Figures in brackets refer to the outcome for the corresponding period in the preceding year for figures related to the income statement and cash flow. For figures related to the financial position and personnel, figures in brackets refer to the corresponding period in 2024.

Unless stated otherwise, all amounts are in SEK thousand (KSEK).

All amounts stated are rounded, which may mean that some totals do not tally exactly.

Consolidated Income statement

All amounts KSEK unless specified Note	2025 Jan-Mar	2024 Jan-Mar	2024 Jan-Dec
Operating income
Net sales 5	-	6,977	57,767
Other operating income 5	5,178	508	1,945
Total operating income	5,178	7,486	59,712
Operating costs
Other external costs	-26,943	-43,026	-167,207
Personnel costs	-19,321	-20,979	-70,428
Depreciation and impairment of tangible assets and intangible assets	-1,119	-2,526	-48,729
Other operatings expenses	-1,462	-591	-2,489
Total operating costs	-48,845	-67,122	-288,853
Operating profit/loss	-43,667	-59,636	-229,141
Financial items
Interest income and similar income statement items	49,106	506	15,594
Interest expense and similar income statement items	-13,786	-3,621	-20,343
Net financial items	35,320	-3,115	-4,749
Profit/loss before tax	-8,347	-62,752	-233,890
Tax on profit for the period	-	-	-
Profit for the period attributable to Parent Company shareholders	-8,347	-62,752	-233,890
Earnings per share
Earnings per share before and after dilution, SEK	-1,11	-95,37	-318,53

Net Sales

The collaboration agreement with Orion Corporation ended during 2024, which means that the Group has no net sales during the first quarter.

Other operating income

Other operating income for the quarter comprises primarily of income related to the sale of tangible assets, government grants and operational exchange gains.

Operating costs

Operating costs are lower compared to the same period previous year and are mainly due to lower costs in mitazalimab OPTIMIZE-1 study that had its peak patient recruitment last year. External costs for mitazalimab amounted to SEK 21,854 thousand (23,799) during the first quarter of the year. These costs are driven by Phase 3-enabling activities, e.g. production of study material and costs for the ongoing OPTIMIZE-1 study.

Financial items

Financial income relates to fair value adjustment of the financial debt relating to the warrant series TO 12 and TO 13, which were part of the rights issue of units in February 2025. TO 12 and TO 13 were issued free of charge.

Financial expenses include primarily interest expenses and amortized cost related to external short-term loans.

Consolidated Statement of comprehensive income

All amounts KSEK	2025	2024	2024
Note	Jan-Mar	Jan-Mar	Jan-Dec
Profit/loss for the period	-8,347	-62,752	-233,890
Other comprehensive income	-	-	-
Comprehensive income for the period	-8,347	-62,752	-233,890

Consolidated statement of financial position

All amounts in KSEK	Note	2025-03-31	2024-03-31	2024-12-31
ASSETS
Fixed assets
Intangible assets
Participations in development projects	3	27,865	17,949	27,865
Softwares		-	10	-
Tangible assets
Right of use assets		2,376	15,343	1,267
Equipment, machinery and computers		334	2,449	1,754
Financial assets
Other long term financial fixed assets	6	1,942	2,063	2,056
Total fixed assets		32,517	37,813	32,942
Current assets
Current receivables
Accounts receivable	6	60	756	518
Other receivables	6	3,849	4,246	3,842
Prepayments and accrued income		3,522	4,939	2,726
Cash and cash equivalents	6	28,853	40,022	64,310
Total current assets		36,284	49,963	71,396
TOTAL ASSETS		68,801	87,776	104,338

ASSETS

Participations in development projects

The Group's participations in development projects refers to cooperation with the South Korean company AbClon Inc. for the Biosynergy project (HLX22).

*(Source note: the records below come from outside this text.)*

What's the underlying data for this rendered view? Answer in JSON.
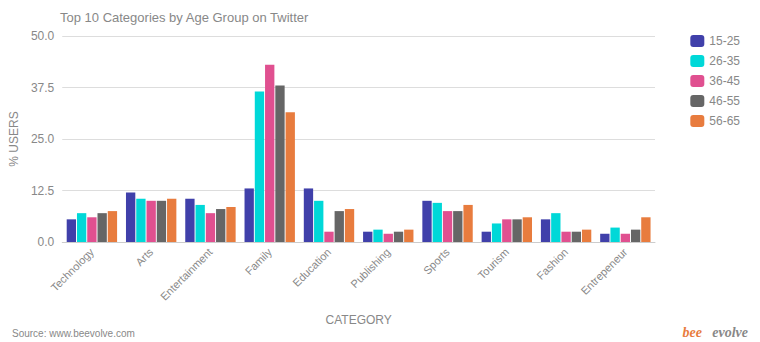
{
  "chart_data": {
    "type": "bar",
    "title": "Top 10 Categories by Age Group on Twitter",
    "xlabel": "CATEGORY",
    "ylabel": "% USERS",
    "categories": [
      "Technology",
      "Arts",
      "Entertainment",
      "Family",
      "Education",
      "Publishing",
      "Sports",
      "Tourism",
      "Fashion",
      "Entrepeneur"
    ],
    "series": [
      {
        "name": "15-25",
        "color": "#4040aa",
        "values": [
          5.5,
          12.0,
          10.5,
          13.0,
          13.0,
          2.5,
          10.0,
          2.5,
          5.5,
          2.0
        ]
      },
      {
        "name": "26-35",
        "color": "#00d8d8",
        "values": [
          7.0,
          10.5,
          9.0,
          36.5,
          10.0,
          3.0,
          9.5,
          4.5,
          7.0,
          3.5
        ]
      },
      {
        "name": "36-45",
        "color": "#e05090",
        "values": [
          6.0,
          10.0,
          7.0,
          43.0,
          2.5,
          2.0,
          7.5,
          5.5,
          2.5,
          2.0
        ]
      },
      {
        "name": "46-55",
        "color": "#666666",
        "values": [
          7.0,
          10.0,
          8.0,
          38.0,
          7.5,
          2.5,
          7.5,
          5.5,
          2.5,
          3.0
        ]
      },
      {
        "name": "56-65",
        "color": "#e87c3e",
        "values": [
          7.5,
          10.5,
          8.5,
          31.5,
          8.0,
          3.0,
          9.0,
          6.0,
          3.0,
          6.0
        ]
      }
    ],
    "ylim": [
      0,
      50.0
    ],
    "yticks": [
      {
        "value": 0,
        "label": "0.0"
      },
      12.5,
      {
        "value": 25,
        "label": "25.0"
      },
      37.5,
      {
        "value": 50,
        "label": "50.0"
      }
    ],
    "grid": true,
    "legend": "right",
    "annotations": [
      {
        "text": "Source: www.beevolve.com",
        "color": "#888888"
      },
      {
        "text": "bee",
        "color": "#e87c3e"
      },
      {
        "text": "evolve",
        "color": "#888888"
      }
    ]
  }
}
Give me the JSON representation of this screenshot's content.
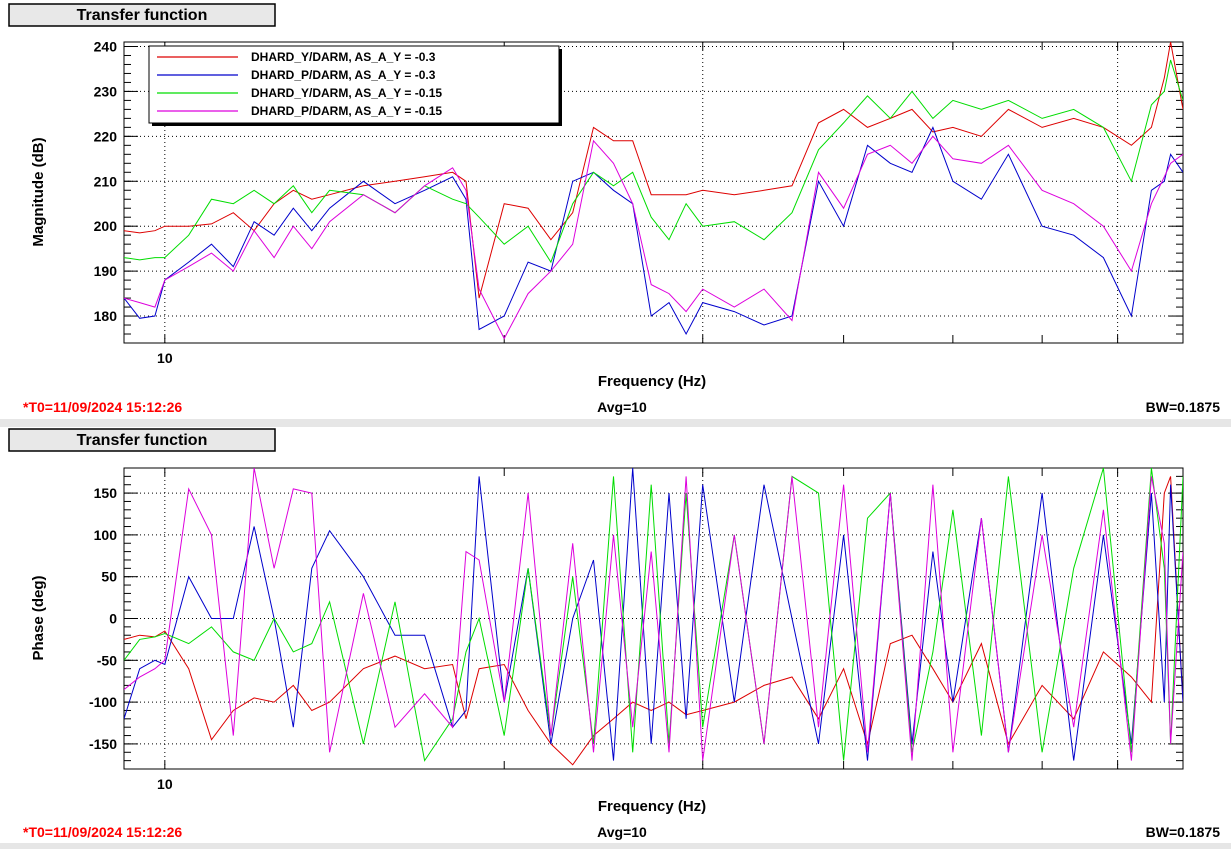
{
  "colors": {
    "series": [
      "#dd0000",
      "#0000cc",
      "#00dd00",
      "#dd00dd"
    ],
    "t0": "#ff0000",
    "text": "#000000"
  },
  "footer": {
    "t0": "*T0=11/09/2024 15:12:26",
    "avg": "Avg=10",
    "bw": "BW=0.1875"
  },
  "chart_data": [
    {
      "type": "line",
      "title": "Transfer function",
      "xlabel": "Frequency (Hz)",
      "ylabel": "Magnitude (dB)",
      "x_scale": "log",
      "xlim": [
        9.2,
        80
      ],
      "ylim": [
        174,
        241
      ],
      "x_ticks": [
        10
      ],
      "x_tick_labels": [
        "10"
      ],
      "y_ticks": [
        180,
        190,
        200,
        210,
        220,
        230,
        240
      ],
      "grid": true,
      "legend_position": "top-left",
      "series": [
        {
          "name": "DHARD_Y/DARM, AS_A_Y = -0.3",
          "x": [
            9.2,
            9.5,
            9.8,
            10.0,
            10.5,
            11.0,
            11.5,
            12.0,
            12.5,
            13.0,
            13.5,
            14.0,
            15.0,
            16.0,
            17.0,
            18.0,
            18.5,
            19.0,
            20.0,
            21.0,
            22.0,
            23.0,
            24.0,
            25.0,
            26.0,
            27.0,
            28.0,
            29.0,
            30.0,
            32.0,
            34.0,
            36.0,
            38.0,
            40.0,
            42.0,
            44.0,
            46.0,
            48.0,
            50.0,
            53.0,
            56.0,
            60.0,
            64.0,
            68.0,
            72.0,
            75.0,
            77.0,
            78.0,
            80.0
          ],
          "values": [
            199,
            198.5,
            199,
            200,
            200,
            200.5,
            203,
            199,
            205,
            208,
            206,
            207,
            209,
            210,
            211,
            212,
            210,
            184,
            205,
            204,
            197,
            203,
            222,
            219,
            219,
            207,
            207,
            207,
            208,
            207,
            208,
            209,
            223,
            226,
            222,
            224,
            226,
            221,
            222,
            220,
            226,
            222,
            224,
            222,
            218,
            222,
            233,
            241,
            226
          ]
        },
        {
          "name": "DHARD_P/DARM, AS_A_Y = -0.3",
          "x": [
            9.2,
            9.5,
            9.8,
            10.0,
            10.5,
            11.0,
            11.5,
            12.0,
            12.5,
            13.0,
            13.5,
            14.0,
            15.0,
            16.0,
            17.0,
            18.0,
            18.5,
            19.0,
            20.0,
            21.0,
            22.0,
            23.0,
            24.0,
            25.0,
            26.0,
            27.0,
            28.0,
            29.0,
            30.0,
            32.0,
            34.0,
            36.0,
            38.0,
            40.0,
            42.0,
            44.0,
            46.0,
            48.0,
            50.0,
            53.0,
            56.0,
            60.0,
            64.0,
            68.0,
            72.0,
            75.0,
            77.0,
            78.0,
            80.0
          ],
          "values": [
            184,
            179.5,
            180,
            188,
            192,
            196,
            191,
            201,
            198,
            204,
            199,
            204,
            210,
            205,
            208,
            211,
            206,
            177,
            180,
            192,
            190,
            210,
            212,
            208,
            205,
            180,
            183,
            176,
            183,
            181,
            178,
            180,
            210,
            200,
            218,
            214,
            212,
            222,
            210,
            206,
            216,
            200,
            198,
            193,
            180,
            208,
            210,
            216,
            212
          ]
        },
        {
          "name": "DHARD_Y/DARM, AS_A_Y = -0.15",
          "x": [
            9.2,
            9.5,
            9.8,
            10.0,
            10.5,
            11.0,
            11.5,
            12.0,
            12.5,
            13.0,
            13.5,
            14.0,
            15.0,
            16.0,
            17.0,
            18.0,
            18.5,
            19.0,
            20.0,
            21.0,
            22.0,
            23.0,
            24.0,
            25.0,
            26.0,
            27.0,
            28.0,
            29.0,
            30.0,
            32.0,
            34.0,
            36.0,
            38.0,
            40.0,
            42.0,
            44.0,
            46.0,
            48.0,
            50.0,
            53.0,
            56.0,
            60.0,
            64.0,
            68.0,
            72.0,
            75.0,
            77.0,
            78.0,
            80.0
          ],
          "values": [
            193,
            192.5,
            193,
            193,
            198,
            206,
            205,
            208,
            205,
            209,
            203,
            208,
            207,
            203,
            209,
            206,
            205,
            202,
            196,
            200,
            192,
            205,
            212,
            209,
            212,
            202,
            197,
            205,
            200,
            201,
            197,
            203,
            217,
            223,
            229,
            224,
            230,
            224,
            228,
            226,
            228,
            224,
            226,
            222,
            210,
            227,
            230,
            237,
            228
          ]
        },
        {
          "name": "DHARD_P/DARM, AS_A_Y = -0.15",
          "x": [
            9.2,
            9.5,
            9.8,
            10.0,
            10.5,
            11.0,
            11.5,
            12.0,
            12.5,
            13.0,
            13.5,
            14.0,
            15.0,
            16.0,
            17.0,
            18.0,
            18.5,
            19.0,
            20.0,
            21.0,
            22.0,
            23.0,
            24.0,
            25.0,
            26.0,
            27.0,
            28.0,
            29.0,
            30.0,
            32.0,
            34.0,
            36.0,
            38.0,
            40.0,
            42.0,
            44.0,
            46.0,
            48.0,
            50.0,
            53.0,
            56.0,
            60.0,
            64.0,
            68.0,
            72.0,
            75.0,
            77.0,
            78.0,
            80.0
          ],
          "values": [
            184,
            183,
            182,
            188,
            191,
            194,
            190,
            199,
            193,
            200,
            195,
            201,
            207,
            203,
            209,
            213,
            208,
            186,
            175,
            185,
            190,
            196,
            219,
            214,
            205,
            187,
            185,
            181,
            186,
            182,
            186,
            179,
            212,
            204,
            216,
            218,
            214,
            220,
            215,
            214,
            218,
            208,
            205,
            200,
            190,
            205,
            211,
            214,
            216
          ]
        }
      ]
    },
    {
      "type": "line",
      "title": "Transfer function",
      "xlabel": "Frequency (Hz)",
      "ylabel": "Phase (deg)",
      "x_scale": "log",
      "xlim": [
        9.2,
        80
      ],
      "ylim": [
        -180,
        180
      ],
      "x_ticks": [
        10
      ],
      "x_tick_labels": [
        "10"
      ],
      "y_ticks": [
        -150,
        -100,
        -50,
        0,
        50,
        100,
        150
      ],
      "grid": true,
      "series": [
        {
          "x": [
            9.2,
            9.5,
            9.8,
            10.0,
            10.5,
            11.0,
            11.5,
            12.0,
            12.5,
            13.0,
            13.5,
            14.0,
            15.0,
            16.0,
            17.0,
            18.0,
            18.5,
            19.0,
            20.0,
            21.0,
            22.0,
            23.0,
            24.0,
            25.0,
            26.0,
            27.0,
            28.0,
            29.0,
            30.0,
            32.0,
            34.0,
            36.0,
            38.0,
            40.0,
            42.0,
            44.0,
            46.0,
            48.0,
            50.0,
            53.0,
            56.0,
            60.0,
            64.0,
            68.0,
            72.0,
            75.0,
            77.0,
            78.0,
            80.0
          ],
          "values": [
            -25,
            -20,
            -22,
            -15,
            -60,
            -145,
            -110,
            -95,
            -100,
            -80,
            -110,
            -100,
            -60,
            -45,
            -60,
            -55,
            -120,
            -60,
            -55,
            -110,
            -150,
            -175,
            -140,
            -120,
            -100,
            -110,
            -100,
            -115,
            -110,
            -100,
            -80,
            -70,
            -120,
            -60,
            -150,
            -30,
            -20,
            -60,
            -100,
            -30,
            -150,
            -80,
            -120,
            -40,
            -70,
            -100,
            150,
            170,
            -100
          ]
        },
        {
          "x": [
            9.2,
            9.5,
            9.8,
            10.0,
            10.5,
            11.0,
            11.5,
            12.0,
            12.5,
            13.0,
            13.5,
            14.0,
            15.0,
            16.0,
            17.0,
            18.0,
            18.5,
            19.0,
            20.0,
            21.0,
            22.0,
            23.0,
            24.0,
            25.0,
            26.0,
            27.0,
            28.0,
            29.0,
            30.0,
            32.0,
            34.0,
            36.0,
            38.0,
            40.0,
            42.0,
            44.0,
            46.0,
            48.0,
            50.0,
            53.0,
            56.0,
            60.0,
            64.0,
            68.0,
            72.0,
            75.0,
            77.0,
            78.0,
            80.0
          ],
          "values": [
            -120,
            -60,
            -50,
            -55,
            50,
            0,
            0,
            110,
            0,
            -130,
            60,
            105,
            50,
            -20,
            -20,
            -130,
            -110,
            170,
            -100,
            60,
            -150,
            0,
            70,
            -170,
            180,
            -150,
            150,
            -120,
            160,
            -100,
            160,
            0,
            -150,
            100,
            -170,
            150,
            -150,
            80,
            -100,
            120,
            -160,
            150,
            -170,
            100,
            -150,
            150,
            -100,
            160,
            -100
          ]
        },
        {
          "x": [
            9.2,
            9.5,
            9.8,
            10.0,
            10.5,
            11.0,
            11.5,
            12.0,
            12.5,
            13.0,
            13.5,
            14.0,
            15.0,
            16.0,
            17.0,
            18.0,
            18.5,
            19.0,
            20.0,
            21.0,
            22.0,
            23.0,
            24.0,
            25.0,
            26.0,
            27.0,
            28.0,
            29.0,
            30.0,
            32.0,
            34.0,
            36.0,
            38.0,
            40.0,
            42.0,
            44.0,
            46.0,
            48.0,
            50.0,
            53.0,
            56.0,
            60.0,
            64.0,
            68.0,
            72.0,
            75.0,
            77.0,
            78.0,
            80.0
          ],
          "values": [
            -50,
            -25,
            -22,
            -18,
            -30,
            -10,
            -40,
            -50,
            0,
            -40,
            -30,
            20,
            -150,
            20,
            -170,
            -120,
            -40,
            0,
            -140,
            60,
            -140,
            50,
            -150,
            170,
            -160,
            160,
            -150,
            150,
            -130,
            100,
            -150,
            170,
            150,
            -170,
            120,
            150,
            -160,
            -40,
            130,
            -140,
            170,
            -160,
            60,
            180,
            -160,
            180,
            60,
            -150,
            170
          ]
        },
        {
          "x": [
            9.2,
            9.5,
            9.8,
            10.0,
            10.5,
            11.0,
            11.5,
            12.0,
            12.5,
            13.0,
            13.5,
            14.0,
            15.0,
            16.0,
            17.0,
            18.0,
            18.5,
            19.0,
            20.0,
            21.0,
            22.0,
            23.0,
            24.0,
            25.0,
            26.0,
            27.0,
            28.0,
            29.0,
            30.0,
            32.0,
            34.0,
            36.0,
            38.0,
            40.0,
            42.0,
            44.0,
            46.0,
            48.0,
            50.0,
            53.0,
            56.0,
            60.0,
            64.0,
            68.0,
            72.0,
            75.0,
            77.0,
            78.0,
            80.0
          ],
          "values": [
            -85,
            -70,
            -60,
            -50,
            155,
            100,
            -140,
            180,
            60,
            155,
            150,
            -160,
            30,
            -130,
            -90,
            -130,
            80,
            70,
            -100,
            150,
            -140,
            90,
            -160,
            100,
            -130,
            80,
            -160,
            170,
            -170,
            100,
            -150,
            170,
            -130,
            160,
            -160,
            150,
            -170,
            160,
            -160,
            120,
            -160,
            100,
            -130,
            130,
            -170,
            170,
            90,
            -150,
            80
          ]
        }
      ]
    }
  ]
}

Biosynergy is outlicensed to the Chinese company Shanghai Henlius, which is now further developing the drug candidate. At the end of the period, participations in development projects amounted to SEK 27,865 thousand (17,949). Significant estimates and judgments are described in Note 3 and Note 18 of the Annual report for 2024. Regarding the acquired participation in development project, the conditions for the project have improved and the probability that the drug candidate will achieve milestones and incur royalties have increased. Part of the previous impairment was thus reversed during 2024.

Right of use assets

At the end of the period, right of use assets amounted to SEK 2,376 thousand (15,343). Right of use assets pertain to leases for offices and laboratories, machines and vehicles.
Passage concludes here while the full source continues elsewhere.